El Sábado Santo ha comenzado en Salamanca con la tradicional puesta de largo de la Hermandad de Nuestra Señora de la Soledad, una procesión que abre cada año las puertas de la Catedral con la llegada de la medianoche. Es diferente a todas las demás, en ella, se conjugan la tradiciones más arraigadas con la fe y la devoción más numerosa, al menos eso aseguran los más entendidos.

 

Asimimo, desde una hora antes los cofrades de esta hermandad, la más numerosa de la ciudad, se han reunido en el interior de la misma para asistir al íntimo acto que se realiza habitualmente, y para valorar si finalmente se hacía el recorrido completo, ya que el día ha estado marcado por la suspensión de procesiones debido a las inclemencias meteorológicas. 

 

La llamada Señora de Salamanca, ha provocado las lágrimas de los devotos congregados en las cercanías de la puerta del Obispo de la Catedral. A las doce en punto se han abierto las puertas bañando a la 'Señora' en pétalos de rosa, y ha comenzado a desfilar la comitiva, en la que destacaban decenas de portadoras de velas, que alumbraron el recorrido de la Virgen por Salamanca, de riguroso luto. 

 

Pero sin duda, el momento más emotivo ha tenido lugar a las puertas de San Esteban, donde, como es tradición, la Virgen de la Esperanza se ha asomado a la puerta de la iglesia conventual.
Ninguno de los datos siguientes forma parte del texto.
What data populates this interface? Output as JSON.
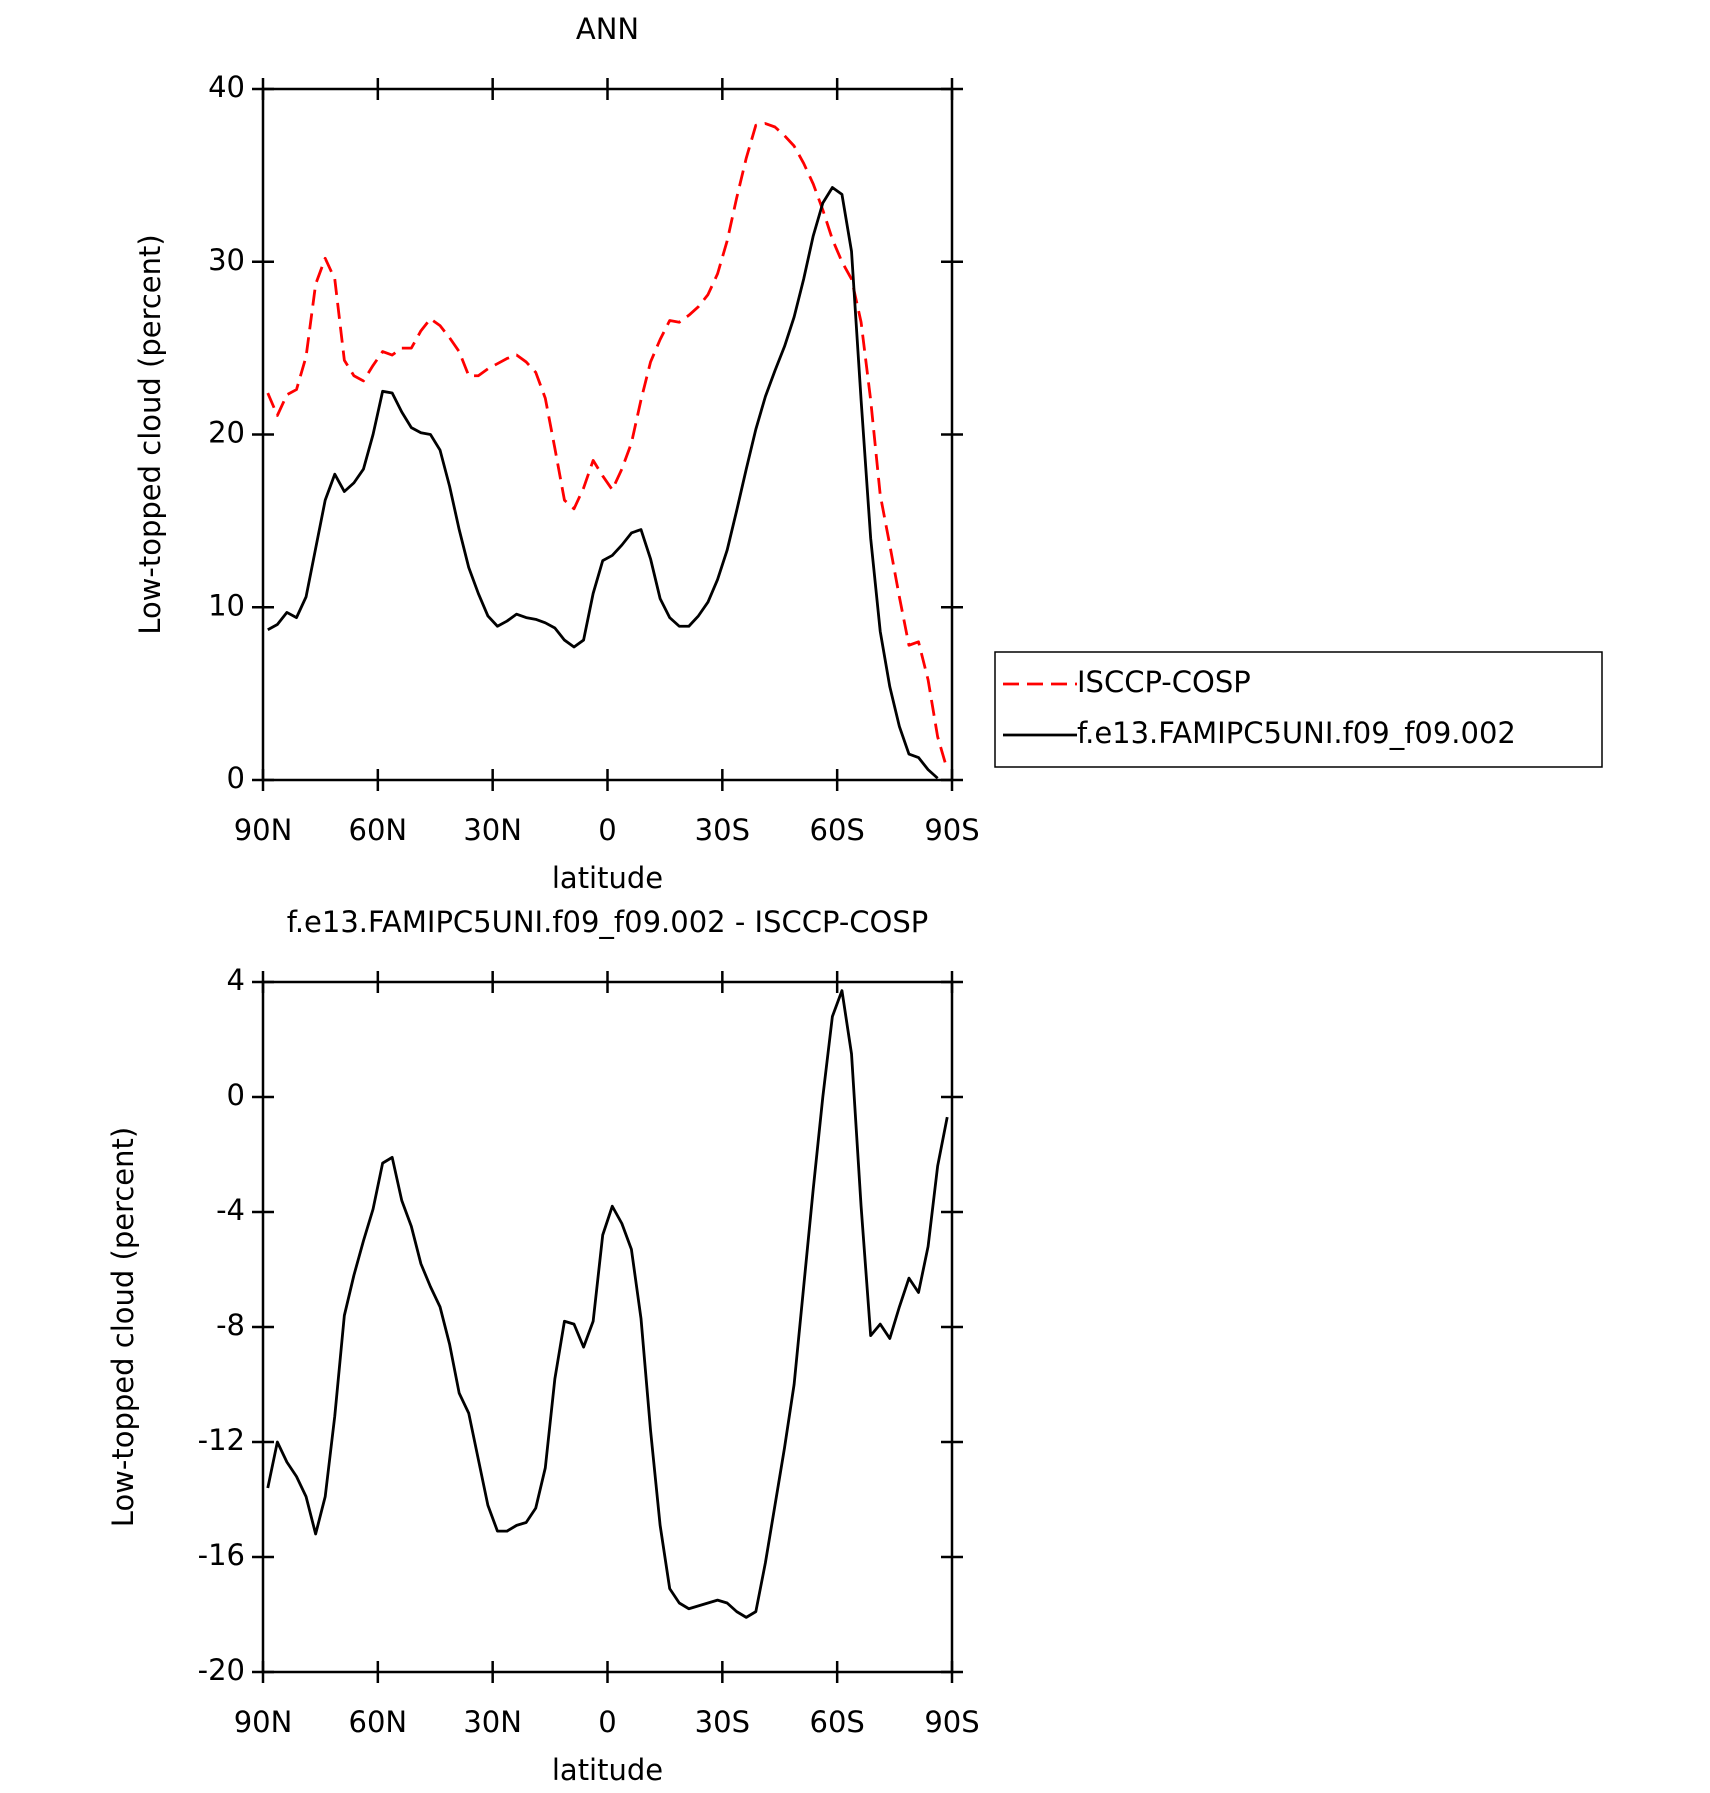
{
  "chart_data": [
    {
      "type": "line",
      "title": "ANN",
      "xlabel": "latitude",
      "ylabel": "Low-topped cloud (percent)",
      "x": [
        88.75,
        86.25,
        83.75,
        81.25,
        78.75,
        76.25,
        73.75,
        71.25,
        68.75,
        66.25,
        63.75,
        61.25,
        58.75,
        56.25,
        53.75,
        51.25,
        48.75,
        46.25,
        43.75,
        41.25,
        38.75,
        36.25,
        33.75,
        31.25,
        28.75,
        26.25,
        23.75,
        21.25,
        18.75,
        16.25,
        13.75,
        11.25,
        8.75,
        6.25,
        3.75,
        1.25,
        -1.25,
        -3.75,
        -6.25,
        -8.75,
        -11.25,
        -13.75,
        -16.25,
        -18.75,
        -21.25,
        -23.75,
        -26.25,
        -28.75,
        -31.25,
        -33.75,
        -36.25,
        -38.75,
        -41.25,
        -43.75,
        -46.25,
        -48.75,
        -51.25,
        -53.75,
        -56.25,
        -58.75,
        -61.25,
        -63.75,
        -66.25,
        -68.75,
        -71.25,
        -73.75,
        -76.25,
        -78.75,
        -81.25,
        -83.75,
        -86.25,
        -88.75
      ],
      "series": [
        {
          "name": "ISCCP-COSP",
          "color": "#ff0000",
          "line_style": "dashed",
          "values": [
            22.4,
            21.1,
            22.3,
            22.6,
            24.5,
            28.7,
            30.2,
            29.0,
            24.3,
            23.4,
            23.1,
            24.0,
            24.8,
            24.6,
            25.0,
            25.0,
            26.0,
            26.7,
            26.3,
            25.6,
            24.8,
            23.4,
            23.4,
            23.8,
            24.1,
            24.4,
            24.6,
            24.2,
            23.6,
            22.1,
            19.2,
            16.2,
            15.7,
            16.9,
            18.5,
            17.6,
            16.8,
            18.0,
            19.5,
            22.0,
            24.2,
            25.5,
            26.6,
            26.5,
            26.9,
            27.4,
            28.1,
            29.3,
            31.2,
            33.7,
            36.0,
            37.9,
            38.0,
            37.8,
            37.3,
            36.7,
            35.7,
            34.5,
            33.0,
            31.3,
            30.0,
            29.0,
            26.5,
            22.0,
            16.5,
            13.6,
            10.6,
            7.8,
            8.0,
            5.8,
            2.5,
            0.6
          ]
        },
        {
          "name": "f.e13.FAMIPC5UNI.f09_f09.002",
          "color": "#000000",
          "line_style": "solid",
          "values": [
            8.7,
            9.0,
            9.7,
            9.4,
            10.6,
            13.4,
            16.2,
            17.7,
            16.7,
            17.2,
            18.0,
            20.0,
            22.5,
            22.4,
            21.3,
            20.4,
            20.1,
            20.0,
            19.1,
            17.0,
            14.5,
            12.3,
            10.8,
            9.5,
            8.9,
            9.2,
            9.6,
            9.4,
            9.3,
            9.1,
            8.8,
            8.1,
            7.7,
            8.1,
            10.8,
            12.7,
            13.0,
            13.6,
            14.3,
            14.5,
            12.8,
            10.5,
            9.4,
            8.9,
            8.9,
            9.5,
            10.3,
            11.6,
            13.3,
            15.6,
            18.0,
            20.3,
            22.2,
            23.7,
            25.1,
            26.8,
            29.0,
            31.5,
            33.4,
            34.3,
            33.9,
            30.6,
            22.0,
            14.0,
            8.6,
            5.4,
            3.1,
            1.5,
            1.3,
            0.6,
            0.1,
            null
          ]
        }
      ],
      "xlim": [
        90,
        -90
      ],
      "xticks": [
        {
          "value": 90,
          "label": "90N"
        },
        {
          "value": 60,
          "label": "60N"
        },
        {
          "value": 30,
          "label": "30N"
        },
        0,
        {
          "value": -30,
          "label": "30S"
        },
        {
          "value": -60,
          "label": "60S"
        },
        {
          "value": -90,
          "label": "90S"
        }
      ],
      "ylim": [
        0,
        40
      ],
      "yticks": [
        0,
        10,
        20,
        30,
        40
      ],
      "legend": "outside right"
    },
    {
      "type": "line",
      "title": "f.e13.FAMIPC5UNI.f09_f09.002 - ISCCP-COSP",
      "xlabel": "latitude",
      "ylabel": "Low-topped cloud (percent)",
      "x": [
        88.75,
        86.25,
        83.75,
        81.25,
        78.75,
        76.25,
        73.75,
        71.25,
        68.75,
        66.25,
        63.75,
        61.25,
        58.75,
        56.25,
        53.75,
        51.25,
        48.75,
        46.25,
        43.75,
        41.25,
        38.75,
        36.25,
        33.75,
        31.25,
        28.75,
        26.25,
        23.75,
        21.25,
        18.75,
        16.25,
        13.75,
        11.25,
        8.75,
        6.25,
        3.75,
        1.25,
        -1.25,
        -3.75,
        -6.25,
        -8.75,
        -11.25,
        -13.75,
        -16.25,
        -18.75,
        -21.25,
        -23.75,
        -26.25,
        -28.75,
        -31.25,
        -33.75,
        -36.25,
        -38.75,
        -41.25,
        -43.75,
        -46.25,
        -48.75,
        -51.25,
        -53.75,
        -56.25,
        -58.75,
        -61.25,
        -63.75,
        -66.25,
        -68.75,
        -71.25,
        -73.75,
        -76.25,
        -78.75,
        -81.25,
        -83.75,
        -86.25,
        -88.75
      ],
      "values": [
        -13.6,
        -12.0,
        -12.7,
        -13.2,
        -13.9,
        -15.2,
        -13.9,
        -11.1,
        -7.6,
        -6.2,
        -5.0,
        -3.9,
        -2.3,
        -2.1,
        -3.6,
        -4.5,
        -5.8,
        -6.6,
        -7.3,
        -8.6,
        -10.3,
        -11.0,
        -12.6,
        -14.2,
        -15.1,
        -15.1,
        -14.9,
        -14.8,
        -14.3,
        -12.9,
        -9.8,
        -7.8,
        -7.9,
        -8.7,
        -7.8,
        -4.8,
        -3.8,
        -4.4,
        -5.3,
        -7.7,
        -11.6,
        -14.9,
        -17.1,
        -17.6,
        -17.8,
        -17.7,
        -17.6,
        -17.5,
        -17.6,
        -17.9,
        -18.1,
        -17.9,
        -16.2,
        -14.2,
        -12.2,
        -10.0,
        -6.6,
        -3.2,
        0.0,
        2.8,
        3.7,
        1.5,
        -3.8,
        -8.3,
        -7.9,
        -8.4,
        -7.3,
        -6.3,
        -6.8,
        -5.2,
        -2.4,
        -0.7
      ],
      "color": "#000000",
      "xlim": [
        90,
        -90
      ],
      "xticks": [
        {
          "value": 90,
          "label": "90N"
        },
        {
          "value": 60,
          "label": "60N"
        },
        {
          "value": 30,
          "label": "30N"
        },
        0,
        {
          "value": -30,
          "label": "30S"
        },
        {
          "value": -60,
          "label": "60S"
        },
        {
          "value": -90,
          "label": "90S"
        }
      ],
      "ylim": [
        -20,
        4
      ],
      "yticks": [
        -20,
        -16,
        -12,
        -8,
        -4,
        0,
        4
      ]
    }
  ]
}
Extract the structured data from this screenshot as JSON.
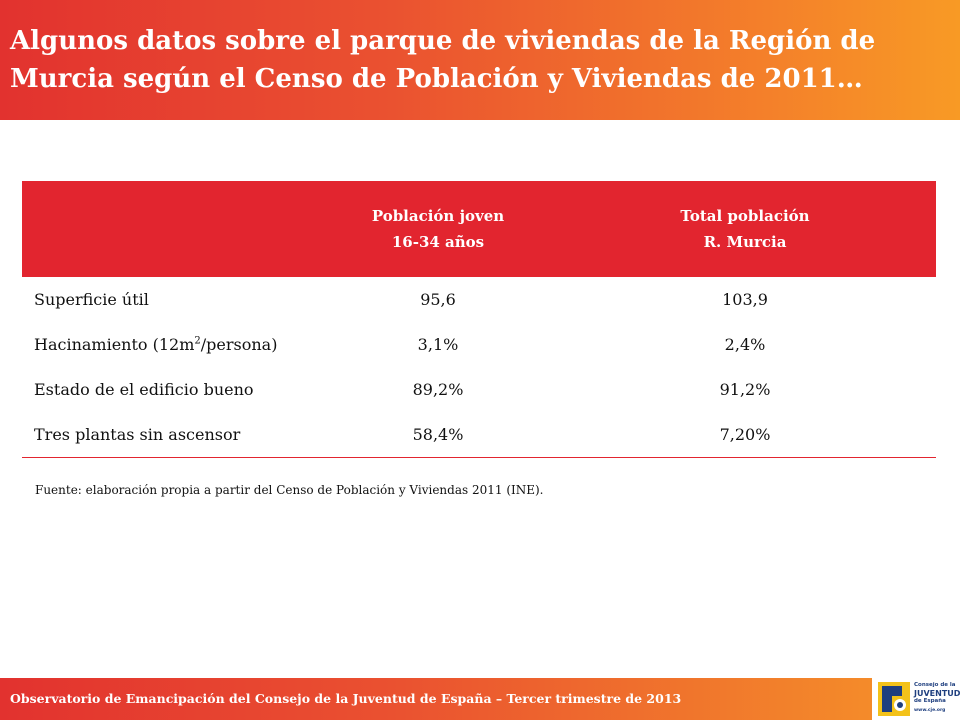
{
  "title": "Algunos datos sobre el parque de viviendas de la Región de Murcia según el Censo de Población y Viviendas de 2011…",
  "table": {
    "headers": [
      {
        "line1": "",
        "line2": ""
      },
      {
        "line1": "Población joven",
        "line2": "16-34 años"
      },
      {
        "line1": "Total población",
        "line2": "R. Murcia"
      }
    ],
    "rows": [
      {
        "label": "Superficie útil",
        "joven": "95,6",
        "total": "103,9"
      },
      {
        "label_pre": "Hacinamiento (12m",
        "label_sup": "2",
        "label_post": "/persona)",
        "joven": "3,1%",
        "total": "2,4%"
      },
      {
        "label": "Estado de el edificio bueno",
        "joven": "89,2%",
        "total": "91,2%"
      },
      {
        "label": "Tres plantas sin ascensor",
        "joven": "58,4%",
        "total": "7,20%"
      }
    ]
  },
  "source": "Fuente: elaboración propia a partir del Censo de Población y Viviendas 2011 (INE).",
  "footer": "Observatorio de Emancipación del Consejo de la Juventud de España – Tercer trimestre de 2013",
  "logo": {
    "icon": "cje-logo-icon",
    "line1": "Consejo de la",
    "line2": "JUVENTUD",
    "line3": "de España",
    "url": "www.cje.org"
  },
  "colors": {
    "accent_red": "#e2252f",
    "gradient_orange": "#f89a25",
    "logo_blue": "#1f3f7f",
    "logo_yellow": "#f3c21a"
  }
}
Este saludo entre las dos reinas de Salamanca, es el que más devoción popular despierta. El único sonido que se escucha durante la marcha es el de la Agrupación Musical Virgen de la Vega y la Banda de Música de Alba de Tormes. 

 

En la marcha, las hermanas pueden cada año procesionar con traje de calle, siempre que sea de "luto riguroso", pero no han faltado las mantillas y peinetas del mismo color para acompañar a la Virgen.

 

Los pasos

Los pasos que han salido de la seo, son dos. Uno es el de La Soledad de la Cruz, obra de Vicente Cid y Tomás Monzón, en 1997; y el otro es el de Nuestra Señora de la Soledad, una talla de gran porte de Mariano Benlliure, de 1941.